Colourless, cushion-shaped diamond weighing 245.35 carats

The Jubilee Diamond, originally known as the Reitz Diamond is a colourless, cushion-shaped diamond weighing 245.35 carats (49.07 grams), making it the sixth largest diamond in the world. It was originally named after Francis William Reitz, the then president of the Orange Free State where the stone was discovered, before being renamed to honour the 60th anniversary of the coronation of Queen Victoria in 1897.

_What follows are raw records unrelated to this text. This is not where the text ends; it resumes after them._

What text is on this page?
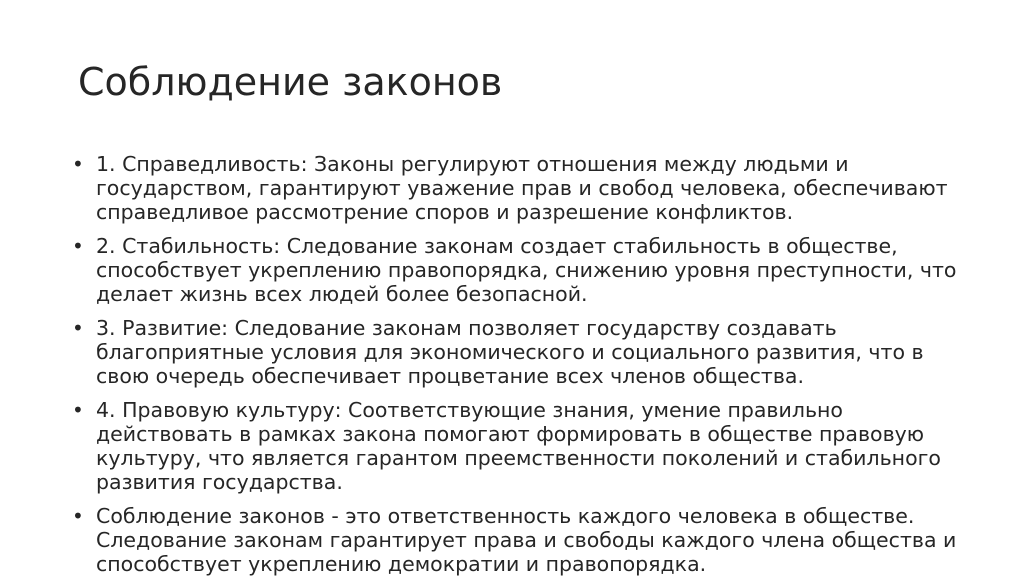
Соблюдение законов
• 1. Справедливость: Законы регулируют отношения между людьми и государством, гарантируют уважение прав и свобод человека, обеспечивают справедливое рассмотрение споров и разрешение конфликтов.
• 2. Стабильность: Следование законам создает стабильность в обществе, способствует укреплению правопорядка, снижению уровня преступности, что делает жизнь всех людей более безопасной.
• 3. Развитие: Следование законам позволяет государству создавать благоприятные условия для экономического и социального развития, что в свою очередь обеспечивает процветание всех членов общества.
• 4. Правовую культуру: Соответствующие знания, умение правильно действовать в рамках закона помогают формировать в обществе правовую культуру, что является гарантом преемственности поколений и стабильного развития государства.
• Соблюдение законов - это ответственность каждого человека в обществе. Следование законам гарантирует права и свободы каждого члена общества и способствует укреплению демократии и правопорядка.
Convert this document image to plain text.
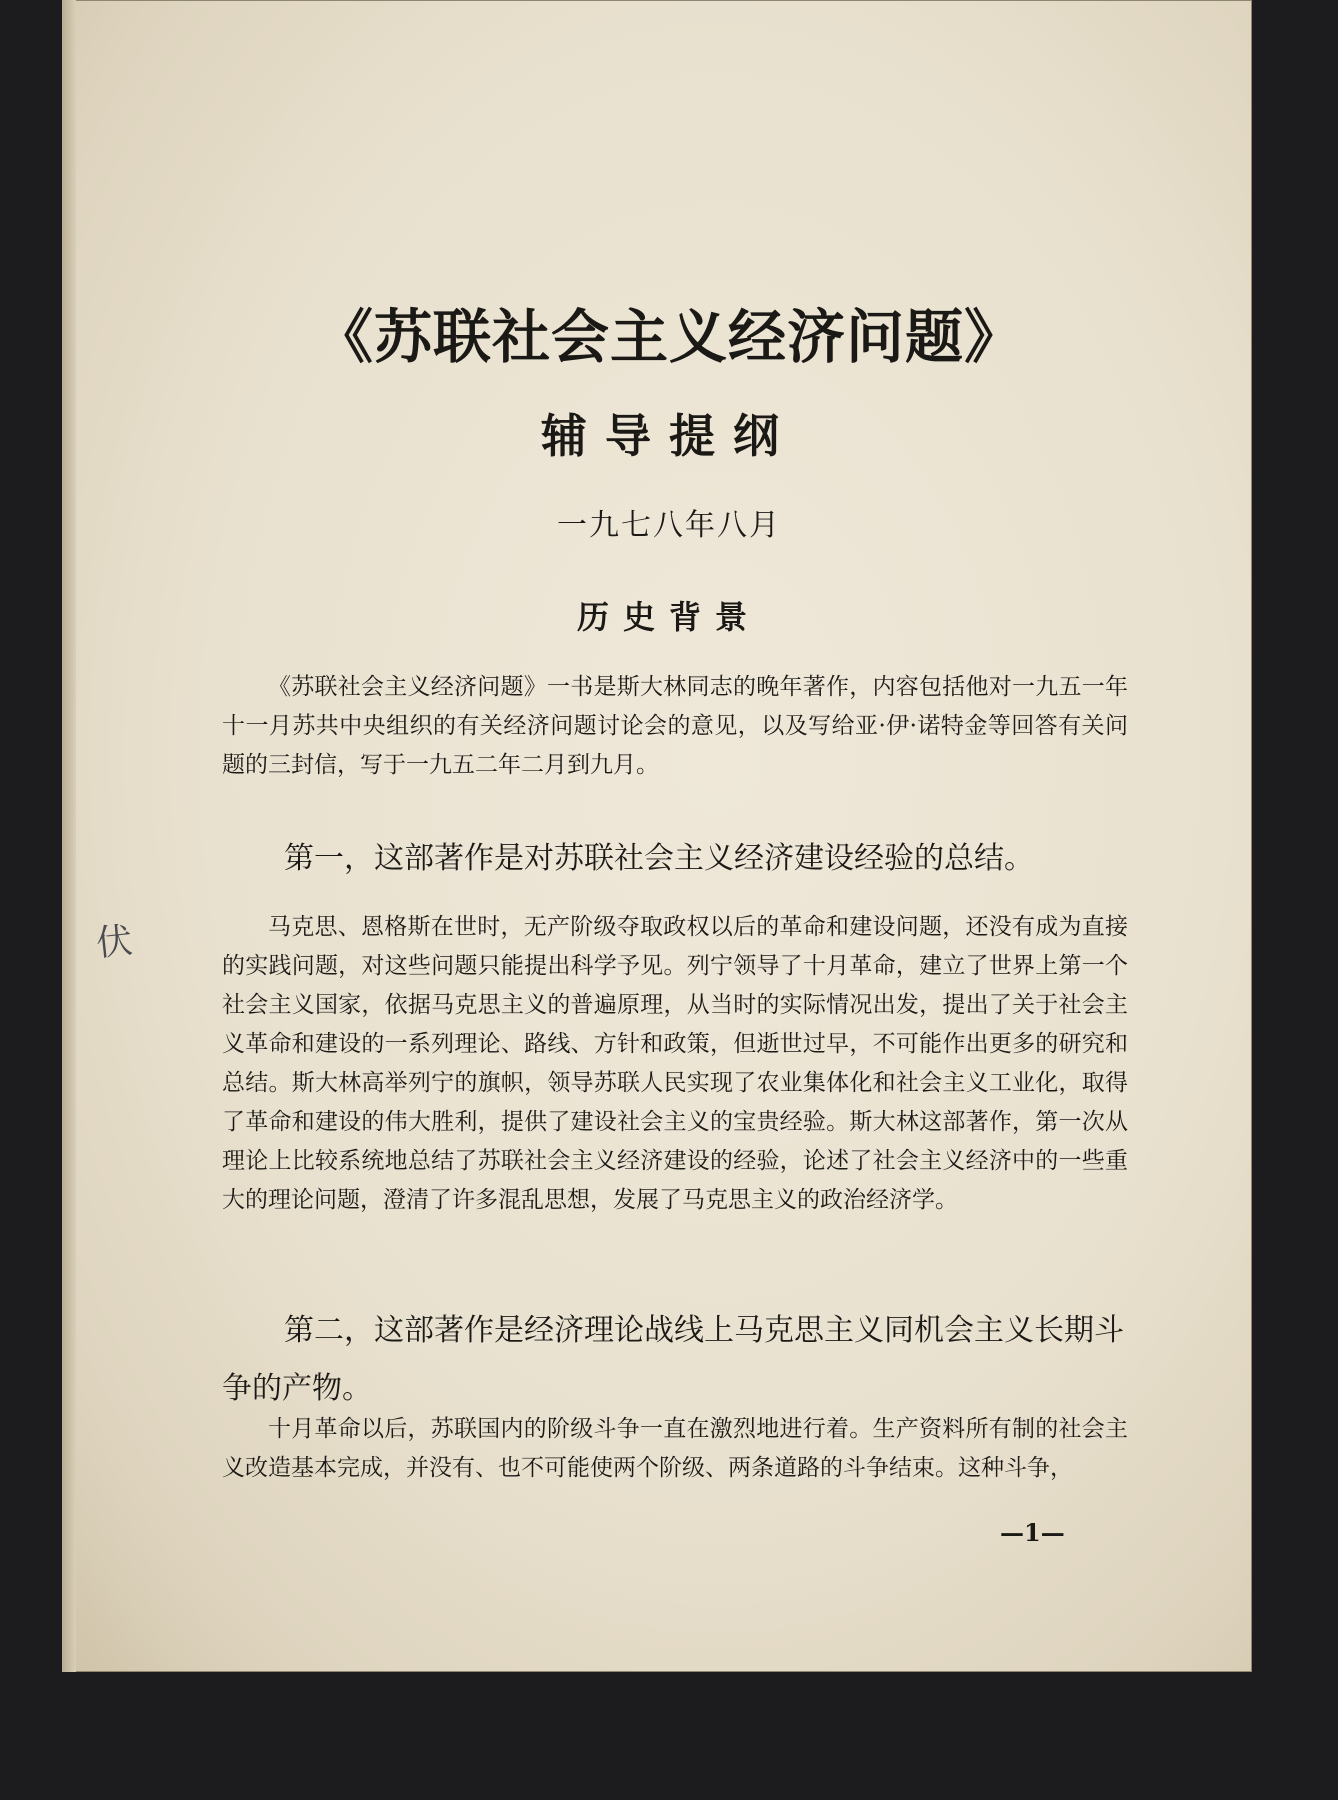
《苏联社会主义经济问题》
辅导提纲
一九七八年八月
历史背景

《苏联社会主义经济问题》一书是斯大林同志的晚年著作，内容包括他对一九五一年十一月苏共中央组织的有关经济问题讨论会的意见，以及写给亚·伊·诺特金等回答有关问题的三封信，写于一九五二年二月到九月。

第一，这部著作是对苏联社会主义经济建设经验的总结。

马克思、恩格斯在世时，无产阶级夺取政权以后的革命和建设问题，还没有成为直接的实践问题，对这些问题只能提出科学予见。列宁领导了十月革命，建立了世界上第一个社会主义国家，依据马克思主义的普遍原理，从当时的实际情况出发，提出了关于社会主义革命和建设的一系列理论、路线、方针和政策，但逝世过早，不可能作出更多的研究和总结。斯大林高举列宁的旗帜，领导苏联人民实现了农业集体化和社会主义工业化，取得了革命和建设的伟大胜利，提供了建设社会主义的宝贵经验。斯大林这部著作，第一次从理论上比较系统地总结了苏联社会主义经济建设的经验，论述了社会主义经济中的一些重大的理论问题，澄清了许多混乱思想，发展了马克思主义的政治经济学。

第二，这部著作是经济理论战线上马克思主义同机会主义长期斗争的产物。

十月革命以后，苏联国内的阶级斗争一直在激烈地进行着。生产资料所有制的社会主义改造基本完成，并没有、也不可能使两个阶级、两条道路的斗争结束。这种斗争，

—1—
伏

The original stone, a rough octahedron weighing 650.80 carats (130.16 g), was discovered in 1895 at the Jagersfontein Mine in South Africa. A consortium of diamond merchants from London purchased it along with its even larger sister, the Excelsior, in 1896, and sent it to Amsterdam where it was polished by M.B. Barends. A 40 carat (8 g) chunk was removed, which itself yielded a 13.34 carat (2.668 g) pear-shaped gem eventually purchased by Carlos I of Portugal.

Dorabji Tata acquired the Jubilee Diamond around 1900 and gave it to his wife Meherbai who used to wear it during her visits to the royal courts and public functions. The Jubilee Diamond was the largest in the world until 1905 when a bigger diamond, the Cullinan I also known as the Great Star of Africa which was itself cut from an even larger rough diamond - the Cullinan Diamond, was exhibited. It was sold after his death in 1932, and the money went to the formation of the Sir Dorabji Tata Trust.